Menteri Koordinator Bidang Hukum, HAM, Imigrasi, dan Pemasyarakatan Yusril Ihza Mahendra menilai Komisi Pemberantasan Korupsi belum perlu mengambil alih penanganan perkara yang melibatkan mantan Jaksa Agung Muda Tindak Pidana Khusus, Febrie Adriansyah. Menurut Yusril, Kejaksaan Agung perlu diberi ruang untuk melanjutkan penyidikan selama prosesnya berjalan profesional, transparan, dan sesuai jalur.
Pernyataan itu disampaikan Yusril setelah Sidang Kabinet Paripurna di Kompleks Istana Kepresidenan, Jakarta, pada Senin. Sikap tersebut menempatkan pengawasan publik sebagai faktor penting di tengah kekhawatiran karena perkara ini berkaitan dengan mantan pejabat di lingkungan Kejaksaan Agung.
KPK Tetap Memiliki Wewenang Supervisi
Yusril menjelaskan KPK tetap mempunyai kewenangan untuk melakukan supervisi terhadap perkara korupsi yang ditangani Kepolisian RI maupun Kejaksaan Agung. Kewenangan itu dapat digunakan untuk memantau apakah penyelidikan dan penyidikan berjalan sebagaimana mestinya.
KPK juga dapat mengambil alih suatu perkara dalam kondisi tertentu. Di antaranya apabila penyidikan berlarut-larut, perkara melibatkan aparat penegak hukum, menarik perhatian masyarakat, serta berkaitan dengan dana di atas Rp1 miliar.

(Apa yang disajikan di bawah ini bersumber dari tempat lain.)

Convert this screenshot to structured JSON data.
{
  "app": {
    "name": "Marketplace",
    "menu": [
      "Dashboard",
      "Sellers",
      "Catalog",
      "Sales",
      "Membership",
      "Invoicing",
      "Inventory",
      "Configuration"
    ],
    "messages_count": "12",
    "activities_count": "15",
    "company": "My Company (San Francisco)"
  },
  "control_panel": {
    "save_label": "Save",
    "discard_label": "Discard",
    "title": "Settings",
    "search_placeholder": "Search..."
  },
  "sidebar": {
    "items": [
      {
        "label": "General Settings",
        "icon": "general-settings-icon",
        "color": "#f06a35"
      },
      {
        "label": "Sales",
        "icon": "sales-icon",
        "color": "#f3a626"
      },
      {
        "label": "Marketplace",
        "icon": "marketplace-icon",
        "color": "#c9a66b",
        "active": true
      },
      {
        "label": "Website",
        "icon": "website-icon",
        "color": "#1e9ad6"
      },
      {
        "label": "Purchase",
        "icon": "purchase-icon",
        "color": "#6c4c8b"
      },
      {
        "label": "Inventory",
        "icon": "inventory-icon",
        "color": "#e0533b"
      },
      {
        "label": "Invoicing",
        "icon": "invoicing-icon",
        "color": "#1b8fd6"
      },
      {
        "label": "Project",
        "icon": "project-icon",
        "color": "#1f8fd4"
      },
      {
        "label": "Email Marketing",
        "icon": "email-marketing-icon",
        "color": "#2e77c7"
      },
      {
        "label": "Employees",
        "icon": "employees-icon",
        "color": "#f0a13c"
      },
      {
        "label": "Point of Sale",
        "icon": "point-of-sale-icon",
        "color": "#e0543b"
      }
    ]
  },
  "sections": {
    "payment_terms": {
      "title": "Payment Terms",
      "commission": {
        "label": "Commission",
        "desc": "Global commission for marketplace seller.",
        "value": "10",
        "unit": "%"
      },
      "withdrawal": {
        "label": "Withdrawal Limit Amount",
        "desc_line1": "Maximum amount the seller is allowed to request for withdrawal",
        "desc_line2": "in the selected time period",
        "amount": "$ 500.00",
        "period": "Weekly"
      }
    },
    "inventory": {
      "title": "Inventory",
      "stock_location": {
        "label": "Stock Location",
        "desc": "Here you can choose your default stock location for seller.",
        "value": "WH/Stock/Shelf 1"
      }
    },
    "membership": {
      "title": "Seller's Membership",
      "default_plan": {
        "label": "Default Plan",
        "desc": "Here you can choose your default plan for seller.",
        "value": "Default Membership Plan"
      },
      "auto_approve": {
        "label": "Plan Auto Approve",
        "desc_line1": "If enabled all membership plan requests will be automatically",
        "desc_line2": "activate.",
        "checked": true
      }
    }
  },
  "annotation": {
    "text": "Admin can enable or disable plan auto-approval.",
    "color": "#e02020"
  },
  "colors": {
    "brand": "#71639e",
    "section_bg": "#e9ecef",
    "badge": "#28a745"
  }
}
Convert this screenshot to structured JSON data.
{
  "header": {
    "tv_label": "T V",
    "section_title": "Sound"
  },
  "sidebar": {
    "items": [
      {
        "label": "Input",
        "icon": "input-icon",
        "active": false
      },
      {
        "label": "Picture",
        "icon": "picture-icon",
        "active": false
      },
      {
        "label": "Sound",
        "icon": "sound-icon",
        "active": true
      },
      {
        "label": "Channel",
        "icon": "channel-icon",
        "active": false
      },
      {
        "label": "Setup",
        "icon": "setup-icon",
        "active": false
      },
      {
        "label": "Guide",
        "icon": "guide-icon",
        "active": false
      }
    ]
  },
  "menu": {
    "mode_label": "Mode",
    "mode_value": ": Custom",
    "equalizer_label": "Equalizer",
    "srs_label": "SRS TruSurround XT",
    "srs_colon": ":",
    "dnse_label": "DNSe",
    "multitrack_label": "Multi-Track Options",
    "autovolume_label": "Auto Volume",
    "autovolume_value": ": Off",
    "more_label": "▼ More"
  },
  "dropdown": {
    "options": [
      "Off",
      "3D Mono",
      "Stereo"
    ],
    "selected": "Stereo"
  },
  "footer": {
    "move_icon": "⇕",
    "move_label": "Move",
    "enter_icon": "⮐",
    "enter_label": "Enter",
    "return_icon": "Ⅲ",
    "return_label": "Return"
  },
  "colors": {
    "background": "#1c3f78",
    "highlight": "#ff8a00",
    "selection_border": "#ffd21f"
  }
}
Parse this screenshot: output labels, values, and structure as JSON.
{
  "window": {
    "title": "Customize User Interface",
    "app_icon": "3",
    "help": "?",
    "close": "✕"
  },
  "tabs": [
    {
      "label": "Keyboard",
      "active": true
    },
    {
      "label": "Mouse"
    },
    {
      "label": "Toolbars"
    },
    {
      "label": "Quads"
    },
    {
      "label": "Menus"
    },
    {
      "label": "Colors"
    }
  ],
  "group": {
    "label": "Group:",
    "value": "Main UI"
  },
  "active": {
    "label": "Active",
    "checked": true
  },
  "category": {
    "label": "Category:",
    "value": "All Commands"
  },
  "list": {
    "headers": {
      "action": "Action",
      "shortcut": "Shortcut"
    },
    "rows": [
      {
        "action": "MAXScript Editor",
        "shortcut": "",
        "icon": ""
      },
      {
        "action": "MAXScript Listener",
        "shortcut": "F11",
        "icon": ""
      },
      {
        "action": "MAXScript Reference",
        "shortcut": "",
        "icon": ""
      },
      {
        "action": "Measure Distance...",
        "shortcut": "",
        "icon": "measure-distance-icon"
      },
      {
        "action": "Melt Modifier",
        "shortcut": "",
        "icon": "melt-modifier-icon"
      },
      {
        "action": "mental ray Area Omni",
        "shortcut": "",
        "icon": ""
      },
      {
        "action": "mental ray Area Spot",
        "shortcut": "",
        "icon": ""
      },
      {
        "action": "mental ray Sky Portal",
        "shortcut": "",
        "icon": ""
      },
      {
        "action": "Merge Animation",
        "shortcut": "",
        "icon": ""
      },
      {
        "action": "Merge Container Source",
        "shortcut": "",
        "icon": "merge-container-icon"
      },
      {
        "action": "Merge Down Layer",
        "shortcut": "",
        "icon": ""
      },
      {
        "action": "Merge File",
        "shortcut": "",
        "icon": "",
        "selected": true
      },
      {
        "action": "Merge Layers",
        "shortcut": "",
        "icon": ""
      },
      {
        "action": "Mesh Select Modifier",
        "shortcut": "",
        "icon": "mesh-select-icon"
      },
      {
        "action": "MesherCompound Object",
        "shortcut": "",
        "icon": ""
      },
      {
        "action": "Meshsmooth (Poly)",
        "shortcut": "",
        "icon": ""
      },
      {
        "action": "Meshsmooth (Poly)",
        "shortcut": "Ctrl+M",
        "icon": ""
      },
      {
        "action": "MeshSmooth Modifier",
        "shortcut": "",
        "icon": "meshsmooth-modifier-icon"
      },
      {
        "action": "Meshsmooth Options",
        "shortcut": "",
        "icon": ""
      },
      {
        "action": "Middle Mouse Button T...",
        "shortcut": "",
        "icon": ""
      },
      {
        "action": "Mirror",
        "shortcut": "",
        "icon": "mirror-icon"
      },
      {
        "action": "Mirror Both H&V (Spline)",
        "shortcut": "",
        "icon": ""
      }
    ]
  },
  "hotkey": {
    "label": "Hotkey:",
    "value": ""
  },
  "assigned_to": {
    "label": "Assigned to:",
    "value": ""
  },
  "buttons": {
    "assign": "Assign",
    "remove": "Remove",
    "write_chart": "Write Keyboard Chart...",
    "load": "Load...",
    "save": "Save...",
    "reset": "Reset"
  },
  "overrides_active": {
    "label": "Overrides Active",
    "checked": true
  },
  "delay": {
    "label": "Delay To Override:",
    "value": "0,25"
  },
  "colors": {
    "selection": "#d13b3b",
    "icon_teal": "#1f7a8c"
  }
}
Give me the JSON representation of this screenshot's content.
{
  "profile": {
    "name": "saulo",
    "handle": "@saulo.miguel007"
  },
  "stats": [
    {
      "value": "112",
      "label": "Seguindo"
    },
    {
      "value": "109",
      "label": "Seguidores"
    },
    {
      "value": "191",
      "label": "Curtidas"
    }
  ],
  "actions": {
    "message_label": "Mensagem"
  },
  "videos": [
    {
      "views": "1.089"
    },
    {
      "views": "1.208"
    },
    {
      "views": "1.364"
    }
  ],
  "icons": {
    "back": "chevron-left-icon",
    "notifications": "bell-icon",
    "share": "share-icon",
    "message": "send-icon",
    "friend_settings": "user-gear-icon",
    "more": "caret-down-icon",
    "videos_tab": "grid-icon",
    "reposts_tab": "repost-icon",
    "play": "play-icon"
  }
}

Kasus yang menyeret Febrie masuk dalam perhatian karena ia sebelumnya menjabat sebagai Jampidsus. Namun, Yusril menekankan keberadaan syarat pengambilalihan tersebut tidak serta-merta berarti KPK harus langsung mengambil alih penanganan perkara.
“Meskipun diberikan kewenangan seperti itu, tapi kalau penanganan itu on the track, betul-betul profesional dan transparan. Saya kira beri kesempatan kepada Kejaksaan Agung untuk melakukan penyidikan,” tutur Yusril.
Transparansi Menjadi Sorotan
Yusril meminta seluruh elemen masyarakat ikut mengawasi perkembangan perkara tersebut. Ia berharap proses yang telah diserahkan kepada Kejaksaan Agung dapat berjalan “on the track” dan terbuka untuk dipantau.
Menurutnya, pengawasan tidak hanya menjadi tugas lembaga penegak hukum. Masyarakat juga dapat mencermati apakah tahapan penyidikan dilakukan secara profesional dan transparan.
Ketika ditanya mengenai kekhawatiran sejumlah pihak karena Febrie merupakan bagian dari Kejaksaan Agung, Yusril menyatakan proses penyidikan tetap harus dijalankan secara terbuka dan profesional. Ia mengajak publik terus mengawasi perkara itu, bukan langsung menyimpulkan perlunya pengambilalihan oleh KPK.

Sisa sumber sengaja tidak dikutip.